# 26er Slide



## Burt4711 (13. Mai 2015)

Hi,

Hab mir die Slides mal angesehen und finde, dass es ausstattungsmässig offensichtlich der Hammer ist zu dem Preis.
Täuscht das oder seht ihr das auch so? Ich meine, vor kurzem hat es noch nen Vergleichstest gewonnen, finde ich nur gerade nicht.

Da ich momentan so 115 kg drauf habe, traue ich den 29 Laufrädern nicht so ganz, die kleineren gelten ja als stabiler (haben sie ja über 20 Jahre auch bewiesen). Obwohl sie sicherlich grössenmässig nicht schlecht wären (bin so 1,95 m gross).
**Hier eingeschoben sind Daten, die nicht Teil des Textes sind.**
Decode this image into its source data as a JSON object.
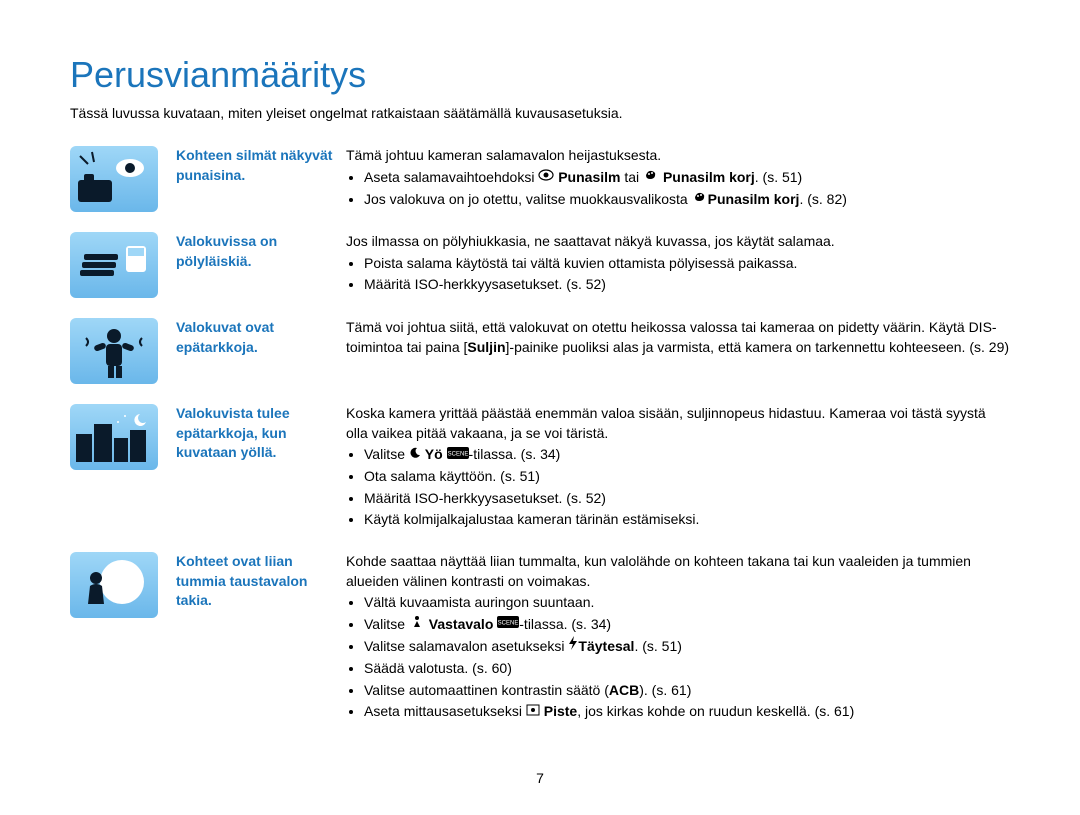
{
  "title": "Perusvianmääritys",
  "intro": "Tässä luvussa kuvataan, miten yleiset ongelmat ratkaistaan säätämällä kuvausasetuksia.",
  "page_number": "7",
  "colors": {
    "accent": "#1b75bb",
    "text": "#000000",
    "thumb_gradient_top": "#9fd7f7",
    "thumb_gradient_bottom": "#6ab7ea"
  },
  "rows": [
    {
      "problem": "Kohteen silmät näkyvät punaisina.",
      "lead": "Tämä johtuu kameran salamavalon heijastuksesta.",
      "bullets": [
        {
          "pre": "Aseta salamavaihtoehdoksi ",
          "icon": "eye",
          "mid": " ",
          "bold": "Punasilm",
          "post": " tai ",
          "icon2": "paint",
          "bold2": "Punasilm korj",
          "tail": ". (s. 51)"
        },
        {
          "pre": "Jos valokuva on jo otettu, valitse muokkausvalikosta ",
          "icon": "paint",
          "bold": "Punasilm korj",
          "post": ". (s. 82)"
        }
      ]
    },
    {
      "problem": "Valokuvissa on pölyläiskiä.",
      "lead": "Jos ilmassa on pölyhiukkasia, ne saattavat näkyä kuvassa, jos käytät salamaa.",
      "bullets": [
        {
          "pre": "Poista salama käytöstä tai vältä kuvien ottamista pölyisessä paikassa."
        },
        {
          "pre": "Määritä ISO-herkkyysasetukset. (s. 52)"
        }
      ]
    },
    {
      "problem": "Valokuvat ovat epätarkkoja.",
      "lead_parts": {
        "p1": "Tämä voi johtua siitä, että valokuvat on otettu heikossa valossa tai kameraa on pidetty väärin. Käytä DIS-toimintoa tai paina [",
        "bold": "Suljin",
        "p2": "]-painike puoliksi alas ja varmista, että kamera on tarkennettu kohteeseen. (s. 29)"
      },
      "bullets": []
    },
    {
      "problem": "Valokuvista tulee epätarkkoja, kun kuvataan yöllä.",
      "lead": "Koska kamera yrittää päästää enemmän valoa sisään, suljinnopeus hidastuu. Kameraa voi tästä syystä olla vaikea pitää vakaana, ja se voi täristä.",
      "bullets": [
        {
          "pre": "Valitse ",
          "icon": "moon",
          "mid": " ",
          "bold": "Yö",
          "post": " ",
          "icon2": "scene",
          "tail": "-tilassa. (s. 34)"
        },
        {
          "pre": "Ota salama käyttöön. (s. 51)"
        },
        {
          "pre": "Määritä ISO-herkkyysasetukset. (s. 52)"
        },
        {
          "pre": "Käytä kolmijalkajalustaa kameran tärinän estämiseksi."
        }
      ]
    },
    {
      "problem": "Kohteet ovat liian tummia taustavalon takia.",
      "lead": "Kohde saattaa näyttää liian tummalta, kun valolähde on kohteen takana tai kun vaaleiden ja tummien alueiden välinen kontrasti on voimakas.",
      "bullets": [
        {
          "pre": "Vältä kuvaamista auringon suuntaan."
        },
        {
          "pre": "Valitse ",
          "icon": "backlight",
          "mid": " ",
          "bold": "Vastavalo",
          "post": " ",
          "icon2": "scene",
          "tail": "-tilassa. (s. 34)"
        },
        {
          "pre": "Valitse salamavalon asetukseksi ",
          "icon": "flash",
          "bold": "Täytesal",
          "post": ". (s. 51)"
        },
        {
          "pre": "Säädä valotusta. (s. 60)"
        },
        {
          "pre": "Valitse automaattinen kontrastin säätö (",
          "bold": "ACB",
          "post": "). (s. 61)"
        },
        {
          "pre": "Aseta mittausasetukseksi ",
          "icon": "spot",
          "mid": " ",
          "bold": "Piste",
          "post": ", jos kirkas kohde on ruudun keskellä. (s. 61)"
        }
      ]
    }
  ]
}
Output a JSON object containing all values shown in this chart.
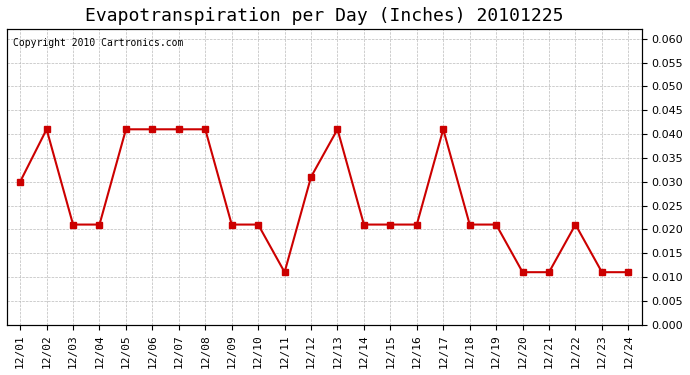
{
  "title": "Evapotranspiration per Day (Inches) 20101225",
  "copyright_text": "Copyright 2010 Cartronics.com",
  "x_labels": [
    "12/01",
    "12/02",
    "12/03",
    "12/04",
    "12/05",
    "12/06",
    "12/07",
    "12/08",
    "12/09",
    "12/10",
    "12/11",
    "12/12",
    "12/13",
    "12/14",
    "12/15",
    "12/16",
    "12/17",
    "12/18",
    "12/19",
    "12/20",
    "12/21",
    "12/22",
    "12/23",
    "12/24"
  ],
  "y_values": [
    0.03,
    0.041,
    0.021,
    0.021,
    0.041,
    0.041,
    0.041,
    0.041,
    0.021,
    0.021,
    0.011,
    0.031,
    0.041,
    0.021,
    0.021,
    0.021,
    0.041,
    0.021,
    0.021,
    0.011,
    0.011,
    0.021,
    0.011,
    0.011
  ],
  "line_color": "#cc0000",
  "marker": "s",
  "marker_size": 4,
  "line_width": 1.5,
  "ylim": [
    0.0,
    0.062
  ],
  "yticks": [
    0.0,
    0.005,
    0.01,
    0.015,
    0.02,
    0.025,
    0.03,
    0.035,
    0.04,
    0.045,
    0.05,
    0.055,
    0.06
  ],
  "bg_color": "#ffffff",
  "grid_color": "#bbbbbb",
  "title_fontsize": 13,
  "tick_fontsize": 8,
  "copyright_fontsize": 7
}
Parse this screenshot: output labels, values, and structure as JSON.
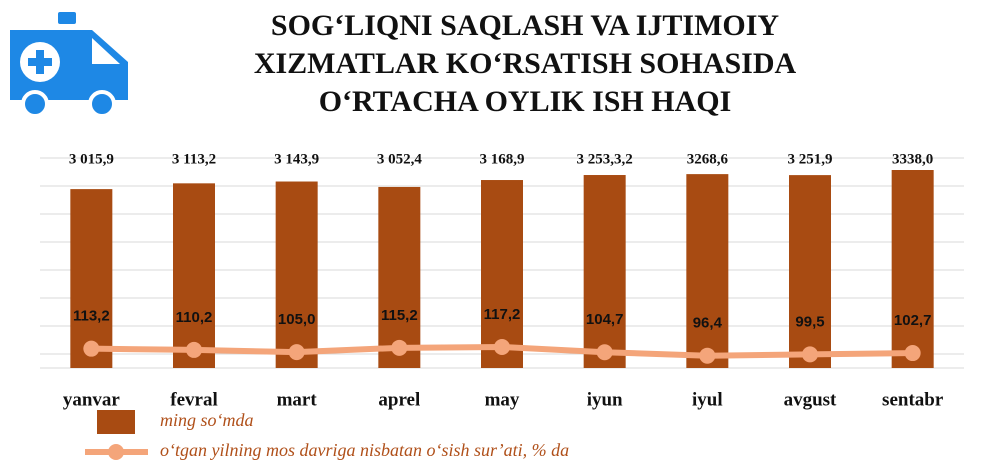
{
  "chart_data": {
    "type": "bar",
    "title": [
      "SOG‘LIQNI SAQLASH VA IJTIMOIY",
      "XIZMATLAR KO‘RSATISH SOHASIDA",
      "O‘RTACHA OYLIK ISH HAQI"
    ],
    "categories": [
      "yanvar",
      "fevral",
      "mart",
      "aprel",
      "may",
      "iyun",
      "iyul",
      "avgust",
      "sentabr"
    ],
    "series": [
      {
        "name": "ming so‘mda",
        "type": "bar",
        "color": "#a84b12",
        "values": [
          3015.9,
          3113.2,
          3143.9,
          3052.4,
          3168.9,
          3253.3,
          3268.6,
          3251.9,
          3338.0
        ],
        "value_labels": [
          "3 015,9",
          "3 113,2",
          "3 143,9",
          "3 052,4",
          "3 168,9",
          "3 253,3,2",
          "3268,6",
          "3 251,9",
          "3338,0"
        ]
      },
      {
        "name": "o‘tgan yilning mos davriga nisbatan o‘sish sur’ati, % da",
        "type": "line",
        "color": "#f4a57a",
        "values": [
          113.2,
          110.2,
          105.0,
          115.2,
          117.2,
          104.7,
          96.4,
          99.5,
          102.7
        ],
        "value_labels": [
          "113,2",
          "110,2",
          "105,0",
          "115,2",
          "117,2",
          "104,7",
          "96,4",
          "99,5",
          "102,7"
        ]
      }
    ],
    "grid": true
  }
}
Spricht was konkretes gegen das Bike? Gehen 26er echt nicht mehr, hat das keinen Zweck mehr?

Lg


----------



## boarderking (13. Mai 2015)

M.e. ist ausstattungsbereinigt eher das 8 er top. Und zwar schon alleine WG Sattelstütze bremsen und Laufrädern( nicht die groesse ) kompletter xt. 
Allerdings ist für die Absoluten 1600 Euro das 26_ sicher ein schönes rad mit nach grüßt potential.


----------



## MTB-News.de




----------



## Burt4711 (19. Mai 2015)

Verkauft sich das denn überhaupt noch? Generell im Vergleich zu anderen in der Preisklasse scheint es mir top zu sein.
Und 26er fand ich die letzten 25 Jahre gut.....


----------



## KervyN (19. Mai 2015)

Hab mir das 26er LE geholt. Richtig dolles Bike. Ist mein erstes Radon, hab den ersten Sturz am ersten Tag gehabt und werde nie wieder ne andere Marke fahren 

PS: Sturz kam, weil zu schnell in einer Kurve gewesen und ich nicht genug Druck von oben gegeben habe.


----------



## seppi.jung (31. Mai 2015)

Guten Abend,

Wie ist denn die Qualität des Rades so von der Lackierung her? Man hört über Radon da ja so einiges Negatives.

LG


----------



## Radon-Bikes (3. Juni 2015)

seppi.jung schrieb:


> Guten Abend,
> 
> Wie ist denn die Qualität des Rades so von der Lackierung her? Man hört über Radon da ja so einiges Negatives.
> 
> LG


Hallo Seppi,

wir lassen die Dekore und Lackierungen in den gleichen großen Strassen herstellen wie viele andere große Hersteller auch und bewegen uns auf dem gleichen Qualitätsstandard. Es wird halt immer ein Grund gesucht, warum die eigenen Bikes teurer sein müssen. Dafür gibt´s aber nur einen Grund: Wir kalkulieren knapper!

Gruß
Karsten


----------



## Tomdom (4. Juni 2015)

@seppi.jung Die Qualität der Lackierung ist okay, schlimmer ist es bei der Montage, dort gibt es noch viel zu verbessern. Bei der Lackierung kann man nicht viel falsch machen, es wird ja gemacht und die machen es nicht selber, selbst ein Supermarkt Bike hat den gleichen Standard bzgl. der Lackierung.


----------



## Radon-Bikes (5. Juni 2015)

Tomdom schrieb:


> @seppi.jung Die Qualität der Lackierung ist okay, schlimmer ist es bei der Montage, dort gibt es noch viel zu verbessern. Bei der Lackierung kann man nicht viel falsch machen, es wird ja gemacht und die machen es nicht selber, selbst ein Supermarkt Bike hat den gleichen Standard bzgl. der Lackierung.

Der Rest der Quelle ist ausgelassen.